Vitronectin, the major regulator of age-related macular degeneration

Age-related macular degeneration (AMD) is one of the leading causes of blindness. In AMD, the transfer of nutrients and waste between choroid capillary and retinal pigment epithelium is impaired by the build-up of insoluble deposits leading to progressive photoreceptor atrophy. The AMD deposits contain µm-sized spherical particles (i.e., spherules) with a cholesterol-rich lipid core coated by hydroxyapatite (Ca5(PO4)3(OH)). Spherules often recruit proteins to form a top layer, with different proteins forming morphologically distinct deposits. The blood protein vitronectin (Vn) is one of these proteins and, notably, completely encapsulates both the fully and partially formed spherules, indicating a structural role in their formation.
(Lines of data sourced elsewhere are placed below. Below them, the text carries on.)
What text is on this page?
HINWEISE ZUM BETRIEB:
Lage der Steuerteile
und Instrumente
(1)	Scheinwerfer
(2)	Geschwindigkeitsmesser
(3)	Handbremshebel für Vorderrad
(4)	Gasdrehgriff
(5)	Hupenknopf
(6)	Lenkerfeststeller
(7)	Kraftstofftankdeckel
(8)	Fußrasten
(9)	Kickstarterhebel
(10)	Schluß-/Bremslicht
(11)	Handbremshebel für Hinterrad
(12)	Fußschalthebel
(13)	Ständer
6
In support, Vn has long been associated with the disease proteome. However, the exact role of Vn remains challenging to discern, as Vn binds to many biomolecules to regulate a plethora of physiological processes, including the immune system and lipid metabolism. Here we use a multidisciplinary biophysical and structural approach to characterize the interactions of Vn with AMD spherule constituents to characterize the associated thermodynamics, conformational changes, and binding mode. We also describe the influence of Vn and other known modulators on hydroxyapatite and AMD proto-spherule formation. Our results illustrate the structural and functional role of Vn in AMD spherule formation with insight at the molecular level with site-specificity to offer a platform for further therapeutic development.